The EQF gives separate descriptors of levels for knowledge, skill and competence. In this example, the labelling assumes that "eqf#5" just refers to the competence level, rather than the other two. If any knowledge or skill levels appear in the same framework, the ID should be changed accordingly, for instance in this case to "eqfc#5" as opposed to "eqfk#5" or "eqfs#5". In the naturalized RDF, there must only be one label for each separate explicit IRI.

To illustrate one aspect of best practice, here, the object is given an IRI as well.

VRDF:B2-2_Ph2 inloc:level _:blank30 .
_:blank30 inloc:hasScheme <http://purl.cen.eu/ids/eqf> .
_:blank30 inloc:hasObject <http://purl.cen.eu/ids/eqf#5> .
_:blank30 inloc:number "5"^^xsd:decimal .
<http://purl.cen.eu/ids/eqf> inloc:label "EQF" .
<http://purl.cen.eu/ids/eqf#5> inloc:label "EQF Competence Level 5" .

Figure 12, in contrast to Figure 11, shows the use of RDF IRIs, instead of using extra blank nodes.

Figure 12: naturalized RDF graph for an imagined level association as if in the VRDF

A "topic" association

The VITAE RDF doesn't have any explicit topics. (The term "subject" is sometimes used as a synonym for "topic", but here it would risk confusion with the subject of a triple.) One could, however, cross-reference some parts of the structure to, e.g., bibliographic classifications. Thus, perhaps, Vitae RDF B3, "Professional and career development", could be catalogued under UDC 377, "Specialized instruction. Vocational, technical, professional training. Vocational colleges, institutes. Polytechnics." It is not clear what the best IRI for the UDC system itself is. The Wikipedia article http://en.wikipedia.org/wiki/Universal_Decimal_Classification is unambiguously about it, but probably better is the IRI proposed by DCMI: http://purl.org/dc/terms/UDC, which is a "vocabulary encoding scheme". Though the method given here is not how DCMI envisage the use of their vocabulary encoding scheme, it does seem a reasonable approach, not subject to any ambiguity.

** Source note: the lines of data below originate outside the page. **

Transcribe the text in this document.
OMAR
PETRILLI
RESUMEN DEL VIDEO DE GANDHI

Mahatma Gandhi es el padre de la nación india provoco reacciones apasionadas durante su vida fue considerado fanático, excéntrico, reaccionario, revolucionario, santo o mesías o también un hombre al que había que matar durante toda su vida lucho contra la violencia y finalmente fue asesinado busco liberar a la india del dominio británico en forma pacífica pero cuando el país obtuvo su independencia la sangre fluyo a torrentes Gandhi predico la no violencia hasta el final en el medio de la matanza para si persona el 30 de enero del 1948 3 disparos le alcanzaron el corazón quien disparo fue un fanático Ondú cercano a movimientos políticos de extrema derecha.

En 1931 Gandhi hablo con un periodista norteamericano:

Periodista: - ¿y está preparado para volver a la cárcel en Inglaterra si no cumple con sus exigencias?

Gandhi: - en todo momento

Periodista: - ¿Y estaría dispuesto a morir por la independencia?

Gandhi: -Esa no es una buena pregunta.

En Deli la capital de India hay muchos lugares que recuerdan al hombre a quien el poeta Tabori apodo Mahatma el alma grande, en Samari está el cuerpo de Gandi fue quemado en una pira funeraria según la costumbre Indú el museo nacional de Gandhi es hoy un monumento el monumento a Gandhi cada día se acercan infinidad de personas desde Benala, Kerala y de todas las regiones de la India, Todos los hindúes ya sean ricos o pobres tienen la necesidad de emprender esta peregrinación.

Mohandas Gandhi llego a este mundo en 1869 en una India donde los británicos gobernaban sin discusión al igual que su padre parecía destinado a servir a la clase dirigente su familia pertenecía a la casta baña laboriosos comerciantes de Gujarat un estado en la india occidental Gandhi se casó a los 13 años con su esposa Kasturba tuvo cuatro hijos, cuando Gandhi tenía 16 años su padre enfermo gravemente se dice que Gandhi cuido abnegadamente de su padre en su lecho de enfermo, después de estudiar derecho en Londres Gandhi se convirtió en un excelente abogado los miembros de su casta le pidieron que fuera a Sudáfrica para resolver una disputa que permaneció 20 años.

The decimal classification number itself is an identifier relative to the classification scheme, not universally unique, and not an IRI as such.

This is not wholly satisfactory, as it fails to include the version number or date of the bibliographic classification scheme. Ideally, an IRI for UDC would include at least one of these, to prevent ambiguity.

Relevant snippet of XML showing a topic

<LOCassociation type="http://purl.org/net/inloc/topic">
	<subject id="http://www.vitae.ac.uk/researchers/uri/B3"></subject>
	<scheme id="http://purl.org/dc/terms/UDC">
		<label>Universal Decimal Classification</label>
	</scheme>
	<object id="377"></object>
</LOCassociation>

Naturalized RDF

The IRI for the UDC system is used as the scheme.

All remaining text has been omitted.